Protection and management requirements
Mount Athos has a peculiar self-administered system under Hellenic Constitutional Law. While the sovereignty of the Hellenic State remains intact (article 105), management is exercised by representatives of the Holy Monasteries, who comprise the Holy Community (article 105). The Hellenic State has placed the responsibility for the protection and conservation of the natural and cultural property into public agencies, namely the Ministry of Education and Religious Affairs, Culture and Sports, General Secretariat of Culture, through the responsible 10th Ephorate of Byzantine Antiquities, the Centre for the Preservation of the Athonite Heritage, the Ministry of Environment, Energy and Climate Change, and the Ministry of Foreign Affairs (Directorate for Churches – Mount Athos Administration). The monuments are protected by the provisions of the Archaeological Law 3028/2002 “On the Protection of Antiquities and Cultural Heritage in general”, and by separate ministerial decrees published in the Official Government Gazette.
Restoration and conservation works, co-funded by the European Union, are performed by the Hellenic State (10th Ephorate of Byzantine Antiquities and Centre for the Preservation of the Athonite Heritage). There is on-going collaboration between the responsible services of the Ministry of Education and Religious Affairs, Culture and Sports; the General Secretariat of Culture; and other Ministries with the monastic community. However, it should be stressed that the scheduling and execution of all work concerning individual Holy Monasteries requires their consent as well as that of the Holy Community.
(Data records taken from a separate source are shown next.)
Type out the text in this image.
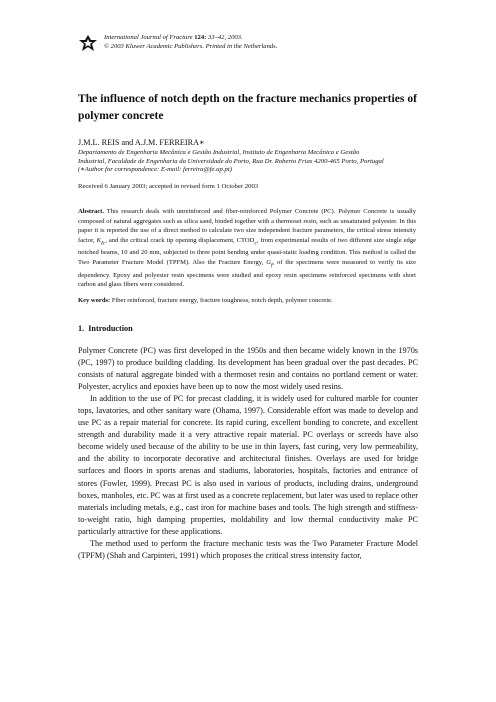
International Journal of Fracture 124: 33–42, 2003.
© 2003 Kluwer Academic Publishers. Printed in the Netherlands.
The influence of notch depth on the fracture mechanics properties of polymer concrete
J.M.L. REIS and A.J.M. FERREIRA∗
Departamento de Engenharia Mecânica e Gestão Industrial, Instituto de Engenharia Mecânica e Gestão
Industrial, Faculdade de Engenharia da Universidade do Porto, Rua Dr. Roberto Frias 4200-465 Porto, Portugal
(∗Author for correspondence: E-mail: ferreira@fe.up.pt)
Received 6 January 2003; accepted in revised form 1 October 2003
Abstract. This research deals with unreinforced and fiber-reinforced Polymer Concrete (PC). Polymer Concrete is usually composed of natural aggregates such as silica sand, binded together with a thermoset resin, such as unsaturated polyester. In this paper it is reported the use of a direct method to calculate two size independent fracture parameters, the critical stress intensity factor, $K_{Ic}$, and the critical crack tip opening displacement, $CTOD_c$, from experimental results of two different size single edge notched beams, 10 and 20 mm, subjected to three point bending under quasi-static loading condition. This method is called the Two Parameter Fracture Model (TPFM). Also the Fracture Energy, $G_f$, of the specimens were measured to verify its size dependency. Epoxy and polyester resin specimens were studied and epoxy resin specimens reinforced specimens with short carbon and glass fibers were considered.
Key words: Fiber reinforced, fracture energy, fracture toughness, notch depth, polymer concrete.
1. Introduction

Polymer Concrete (PC) was first developed in the 1950s and then became widely known in the 1970s (PC, 1997) to produce building cladding. Its development has been gradual over the past decades. PC consists of natural aggregate binded with a thermoset resin and contains no portland cement or water. Polyester, acrylics and epoxies have been up to now the most widely used resins.

In addition to the use of PC for precast cladding, it is widely used for cultured marble for counter tops, lavatories, and other sanitary ware (Ohama, 1997). Considerable effort was made to develop and use PC as a repair material for concrete. Its rapid curing, excellent bonding to concrete, and excellent strength and durability made it a very attractive repair material. PC overlays or screeds have also become widely used because of the ability to be use in thin layers, fast curing, very low permeability, and the ability to incorporate decorative and architectural finishes. Overlays are used for bridge surfaces and floors in sports arenas and stadiums, laboratories, hospitals, factories and entrance of stores (Fowler, 1999). Precast PC is also used in various of products, including drains, underground boxes, manholes, etc. PC was at first used as a concrete replacement, but later was used to replace other materials including metals, e.g., cast iron for machine bases and tools. The high strength and stiffness-to-weight ratio, high damping properties, moldability and low thermal conductivity make PC particularly attractive for these applications.

The method used to perform the fracture mechanic tests was the Two Parameter Fracture Model (TPFM) (Shah and Carpinteri, 1991) which proposes the critical stress intensity factor,
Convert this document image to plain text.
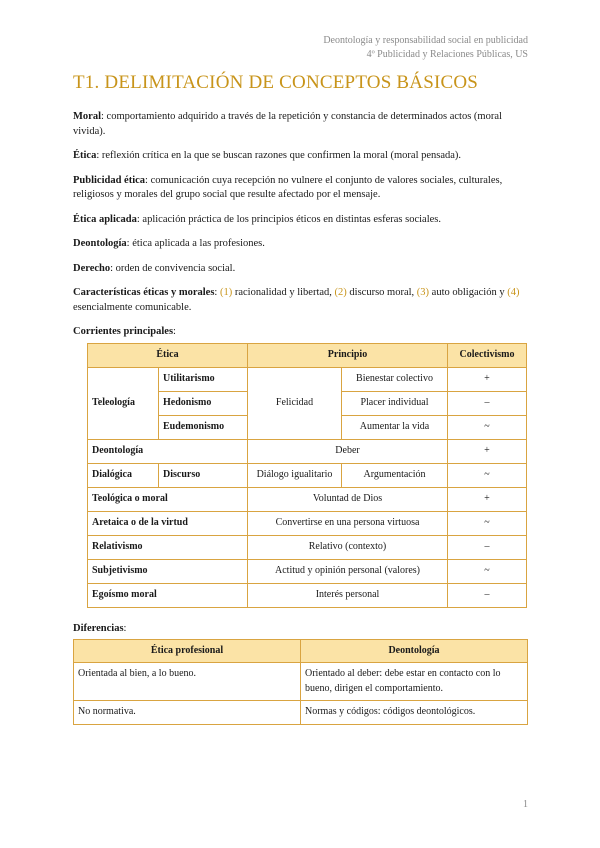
Deontología y responsabilidad social en publicidad
4º Publicidad y Relaciones Públicas, US
T1. DELIMITACIÓN DE CONCEPTOS BÁSICOS

Moral: comportamiento adquirido a través de la repetición y constancia de determinados actos (moral vivida).

Ética: reflexión crítica en la que se buscan razones que confirmen la moral (moral pensada).

Publicidad ética: comunicación cuya recepción no vulnere el conjunto de valores sociales, culturales, religiosos y morales del grupo social que resulte afectado por el mensaje.

Ética aplicada: aplicación práctica de los principios éticos en distintas esferas sociales.

Deontología: ética aplicada a las profesiones.

Derecho: orden de convivencia social.

Características éticas y morales: (1) racionalidad y libertad, (2) discurso moral, (3) auto obligación y (4) esencialmente comunicable.

Corrientes principales:

Ética		Principio		Colectivismo
Teleología	Utilitarismo	Felicidad	Bienestar colectivo	+
	Hedonismo		Placer individual	–
	Eudemonismo		Aumentar la vida	~
Deontología		Deber		+
Dialógica	Discurso	Diálogo igualitario	Argumentación	~
Teológica o moral		Voluntad de Dios		+
Aretaica o de la virtud		Convertirse en una persona virtuosa		~
Relativismo		Relativo (contexto)		–
Subjetivismo		Actitud y opinión personal (valores)		~
Egoísmo moral		Interés personal		–

Diferencias:

Ética profesional	Deontología
Orientada al bien, a lo bueno.	Orientado al deber: debe estar en contacto con lo bueno, dirigen el comportamiento.
No normativa.	Normas y códigos: códigos deontológicos.
1
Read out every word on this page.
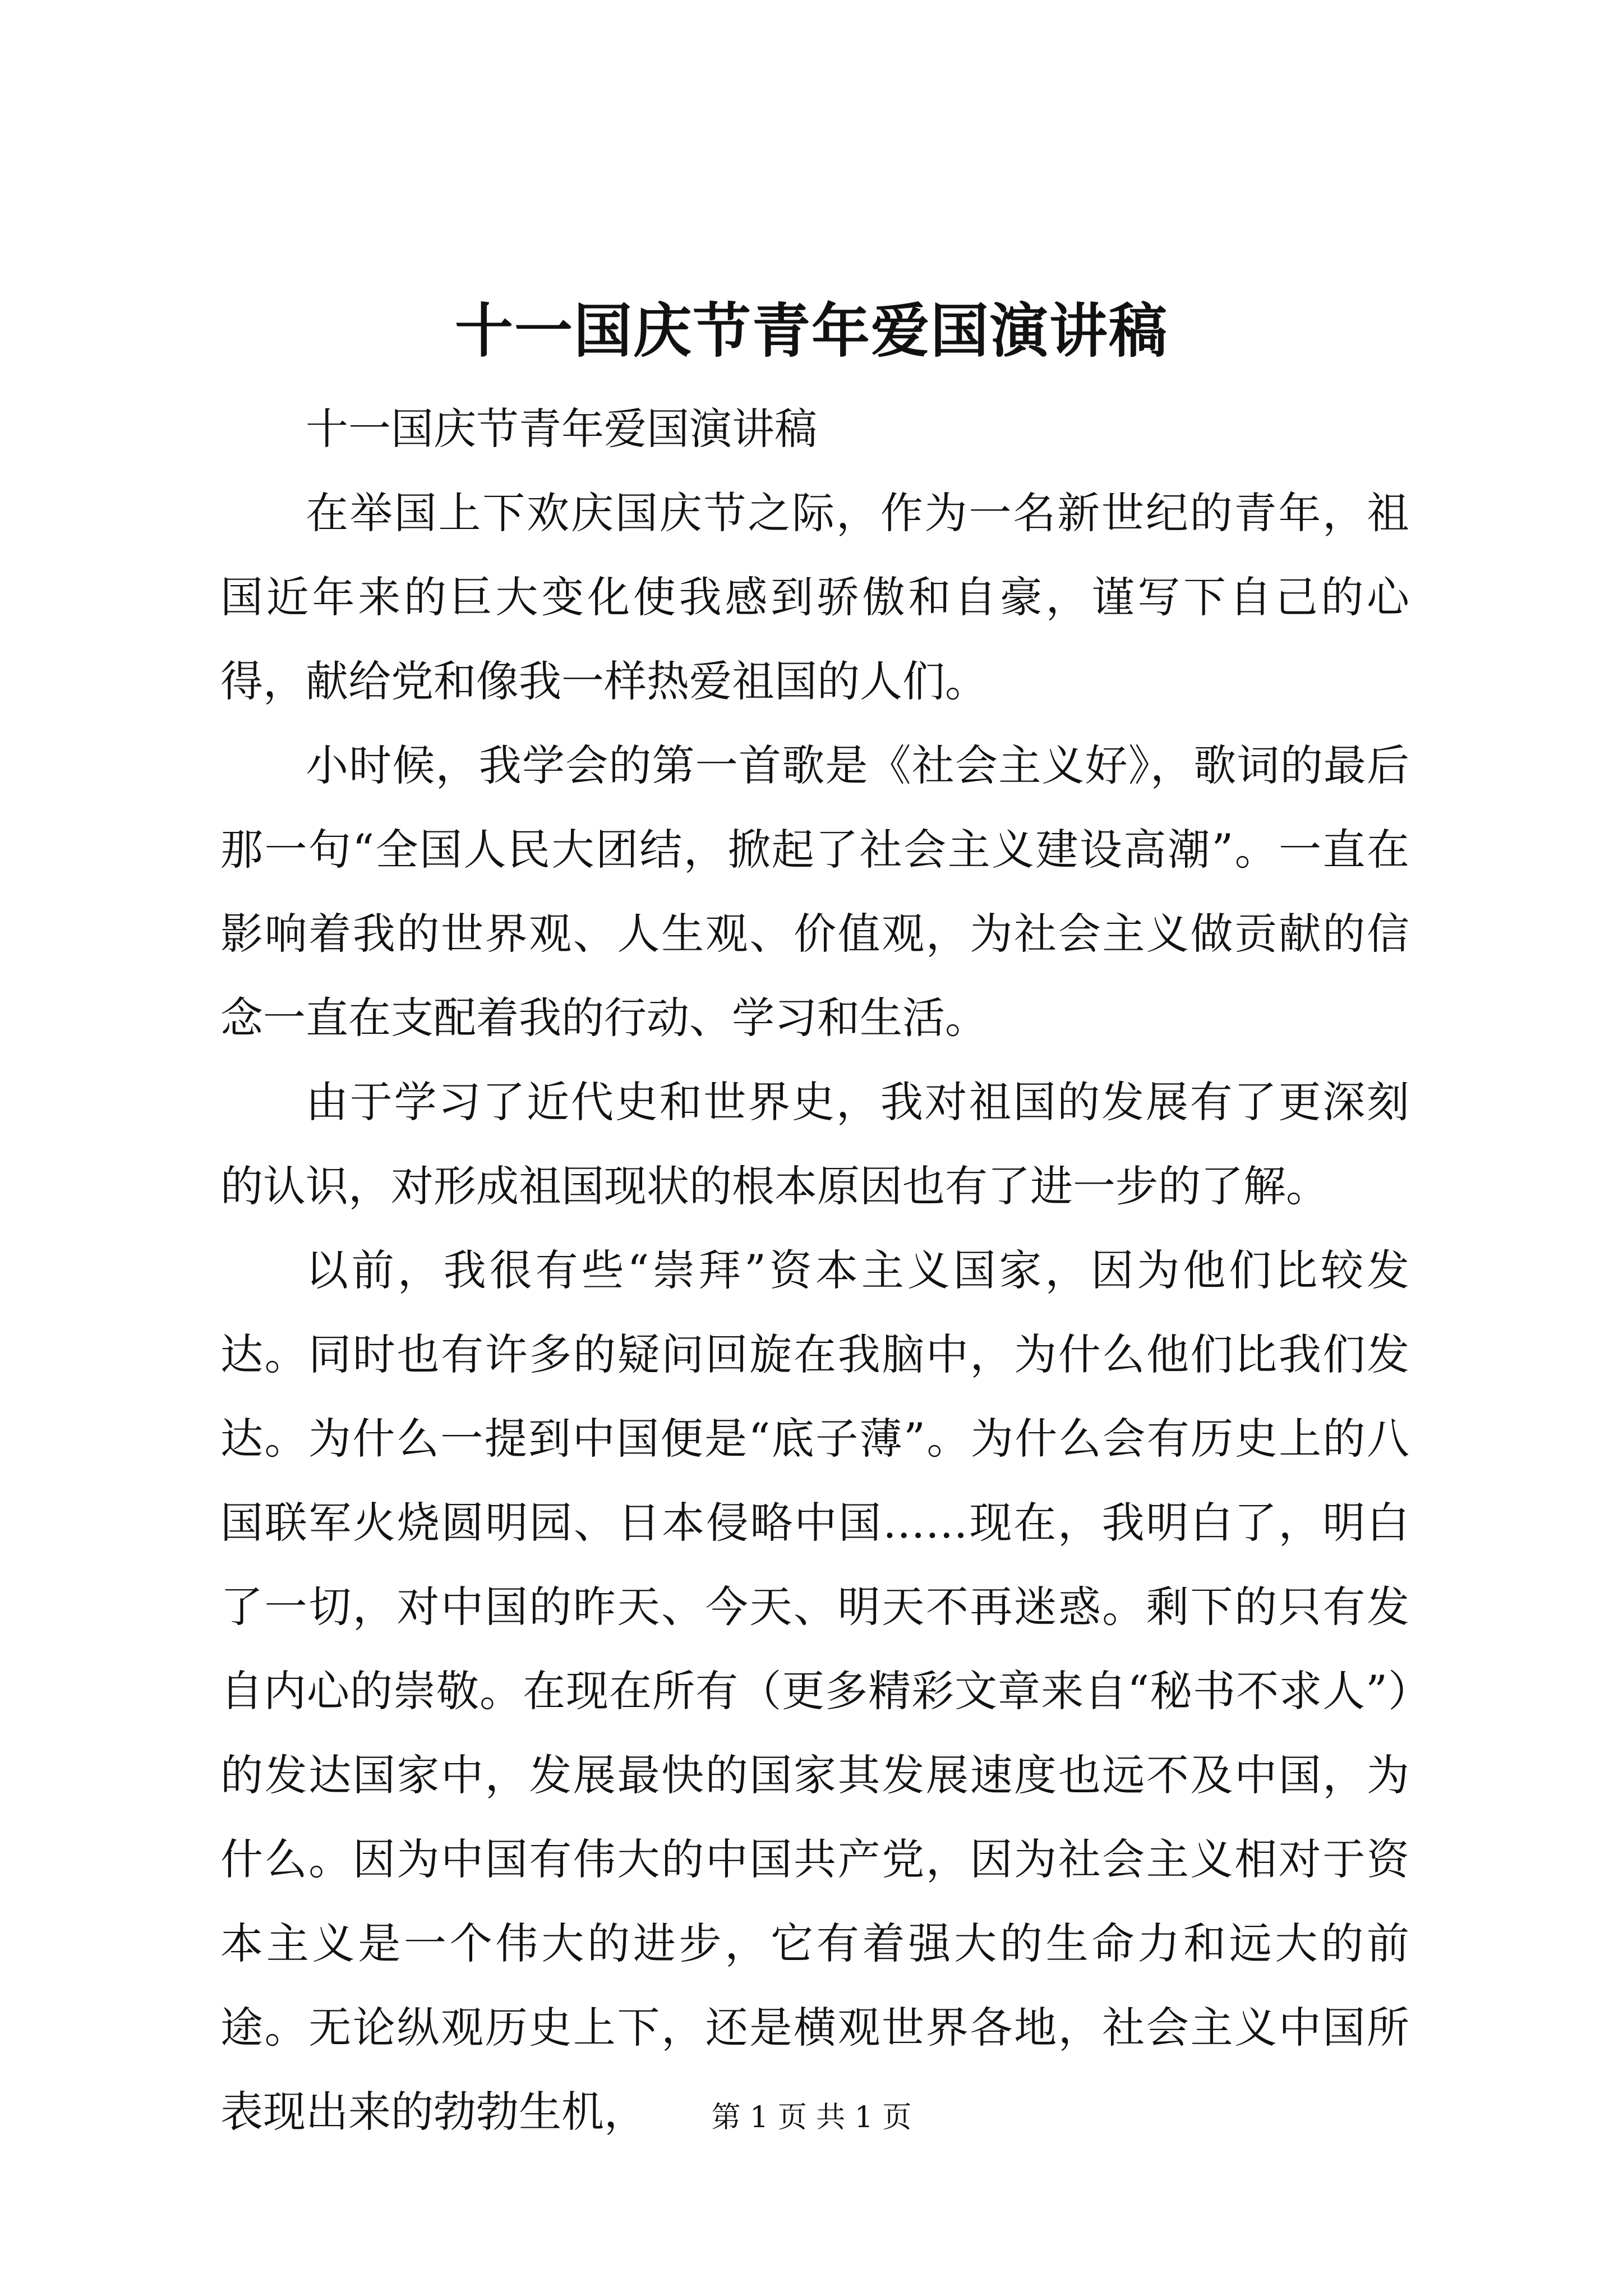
十一国庆节青年爱国演讲稿

十一国庆节青年爱国演讲稿

在举国上下欢庆国庆节之际，作为一名新世纪的青年，祖国近年来的巨大变化使我感到骄傲和自豪，谨写下自己的心得，献给党和像我一样热爱祖国的人们。

小时候，我学会的第一首歌是《社会主义好》，歌词的最后那一句“全国人民大团结，掀起了社会主义建设高潮”。一直在影响着我的世界观、人生观、价值观，为社会主义做贡献的信念一直在支配着我的行动、学习和生活。

由于学习了近代史和世界史，我对祖国的发展有了更深刻的认识，对形成祖国现状的根本原因也有了进一步的了解。

以前，我很有些“崇拜”资本主义国家，因为他们比较发达。同时也有许多的疑问回旋在我脑中，为什么他们比我们发达。为什么一提到中国便是“底子薄”。为什么会有历史上的八国联军火烧圆明园、日本侵略中国……现在，我明白了，明白了一切，对中国的昨天、今天、明天不再迷惑。剩下的只有发自内心的崇敬。在现在所有（更多精彩文章来自“秘书不求人”）的发达国家中，发展最快的国家其发展速度也远不及中国，为什么。因为中国有伟大的中国共产党，因为社会主义相对于资本主义是一个伟大的进步，它有着强大的生命力和远大的前途。无论纵观历史上下，还是横观世界各地，社会主义中国所表现出来的勃勃生机，	第 1 页 共 1 页
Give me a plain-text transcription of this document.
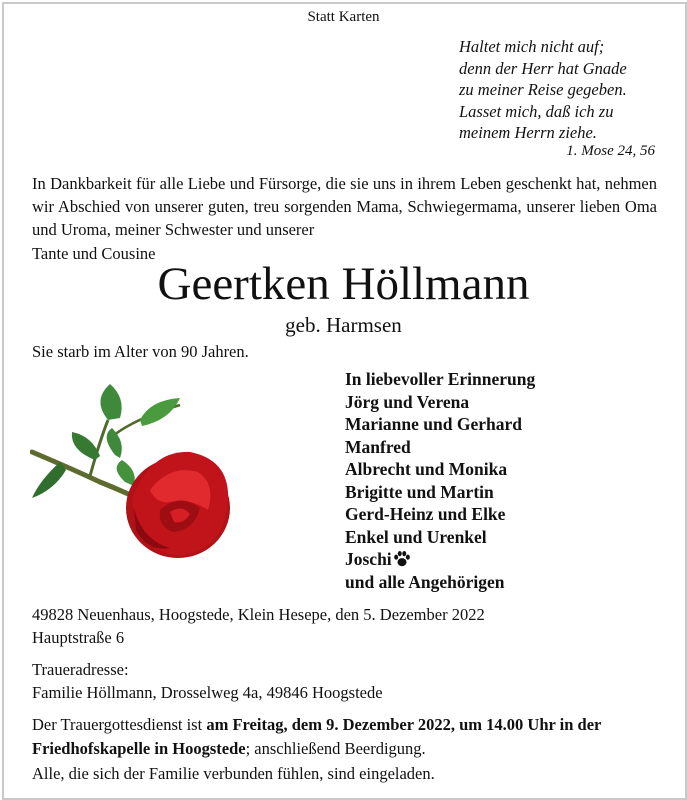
Statt Karten
Haltet mich nicht auf;
denn der Herr hat Gnade
zu meiner Reise gegeben.
Lasset mich, daß ich zu
meinem Herrn ziehe.
1. Mose 24, 56
In Dankbarkeit für alle Liebe und Fürsorge, die sie uns in ihrem Leben geschenkt hat, nehmen wir Abschied von unserer guten, treu sorgenden Mama, Schwiegermama, unserer lieben Oma und Uroma, meiner Schwester und unserer
Tante und Cousine
Geertken Höllmann
geb. Harmsen
Sie starb im Alter von 90 Jahren.
In liebevoller Erinnerung
Jörg und Verena
Marianne und Gerhard
Manfred
Albrecht und Monika
Brigitte und Martin
Gerd-Heinz und Elke
Enkel und Urenkel
Joschi
und alle Angehörigen
49828 Neuenhaus, Hoogstede, Klein Hesepe, den 5. Dezember 2022
Hauptstraße 6
Traueradresse:
Familie Höllmann, Drosselweg 4a, 49846 Hoogstede
Der Trauergottesdienst ist am Freitag, dem 9. Dezember 2022, um 14.00 Uhr in der Friedhofskapelle in Hoogstede; anschließend Beerdigung.
Alle, die sich der Familie verbunden fühlen, sind eingeladen.
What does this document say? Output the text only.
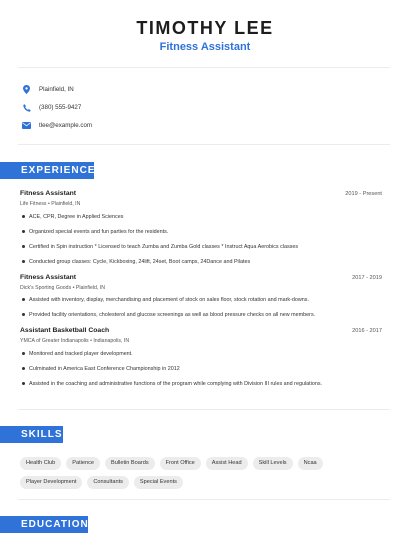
TIMOTHY LEE
Fitness Assistant
Plainfield, IN
(380) 555-9427
tlee@example.com
EXPERIENCE
Fitness Assistant	2019 - Present
Life Fitness • Plainfield, IN
ACE, CPR, Degree in Applied Sciences
Organized special events and fun parties for the residents.
Certified in Spin instruction * Licensed to teach Zumba and Zumba Gold classes * Instruct Aqua Aerobics classes
Conducted group classes: Cycle, Kickboxing, 24lift, 24set, Boot camps, 24Dance and Pilates
Fitness Assistant	2017 - 2019
Dick's Sporting Goods • Plainfield, IN
Assisted with inventory, display, merchandising and placement of stock on sales floor, stock rotation and mark-downs.
Provided facility orientations, cholesterol and glucose screenings as well as blood pressure checks on all new members.
Assistant Basketball Coach	2016 - 2017
YMCA of Greater Indianapolis • Indianapolis, IN
Monitored and tracked player development.
Culminated in America East Conference Championship in 2012
Assisted in the coaching and administrative functions of the program while complying with Division III rules and regulations.
SKILLS
Health Club	Patience	Bulletin Boards	Front Office	Assist Head	Skill Levels	Ncaa
Player Development	Consultants	Special Events
EDUCATION
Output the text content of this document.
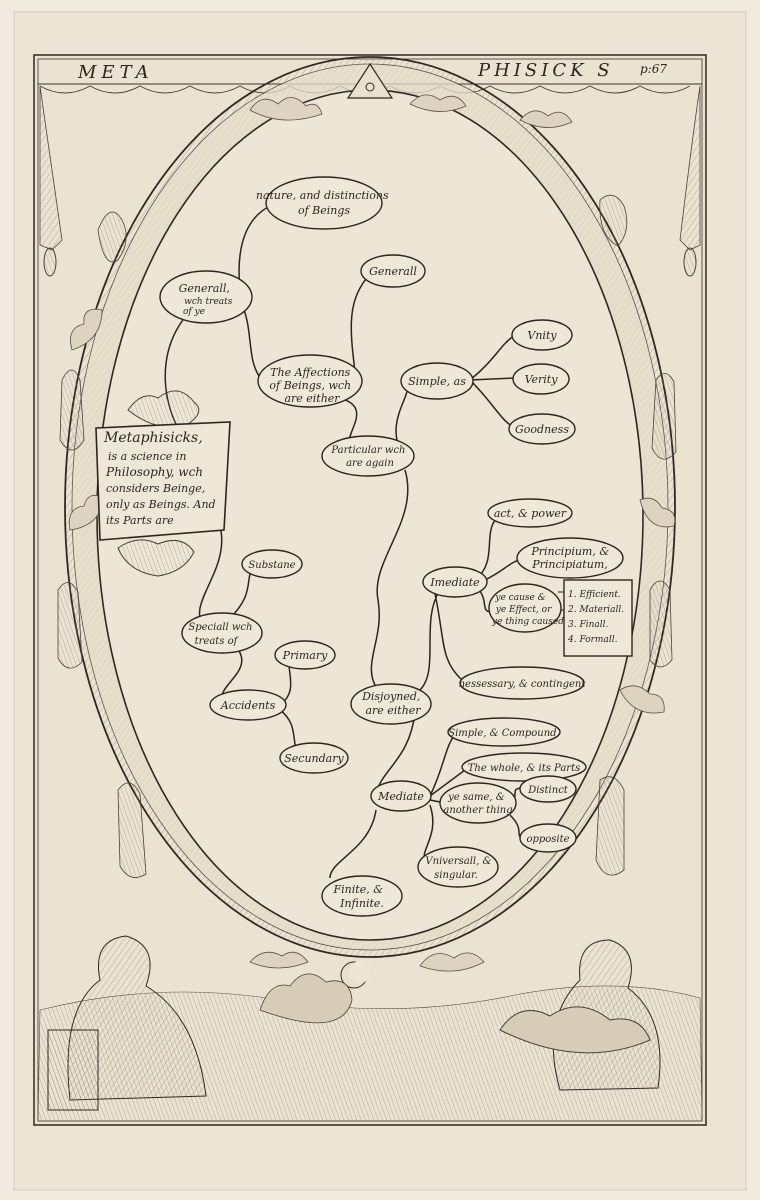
META	PHISICK S p:67
Metaphisicks, is a science in Philosophy, wch considers Beinge, only as Beings. And its Parts are
Generall, wch treats of ye
nature, and distinctions of Beings
Generall
The Affections of Beings, wch are either
Simple, as
Vnity
Verity
Goodness
Particular wch are again
act, & power
Principium, & Principiatum,
Imediate
ye cause & ye Effect, or ye thing caused
1. Efficient. 2. Materiall. 3. Finall. 4. Formall.
Substane
Speciall wch treats of
Primary
Accidents
Secundary
nessessary, & contingent
Disjoyned, are either
Simple, & Compound.
The whole, & its Parts
ye same, & another thing
Distinct
opposite
Mediate
Vniversall, & singular.
Finite, & Infinite.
Sustaining the Outstanding Universal Value of the property requires ongoing conservation of the buildings including their finishes and mural paintings, as well as of manuscripts and artworks. Studies concerning the installation of infrastructure in the monastery buildings, including fire protection, have been undertaken.
Protection and management of the forests, including provision of major infrastructure, is the subject of specialized programs planned by the monasteries, in cooperation with the Holy Community and relevant scientists.
Promotion of Mount Athos’ cultural heritage includes conferences, publications and more recently the internet. Mount Athos is well-known to the Orthodox Christian world and attracts many thousands of visitors, scholars and pilgrims every year.
Once finalised and agreed upon, the Management Plan prepared by the Holy Community will address forest management in terms of ecological sustainability; road and port (arsana) construction and maintenance; waste management; the need for a consistent approach to conservation for all monasteries; and a risk preparedness plan for all the monasteries and their dependencies.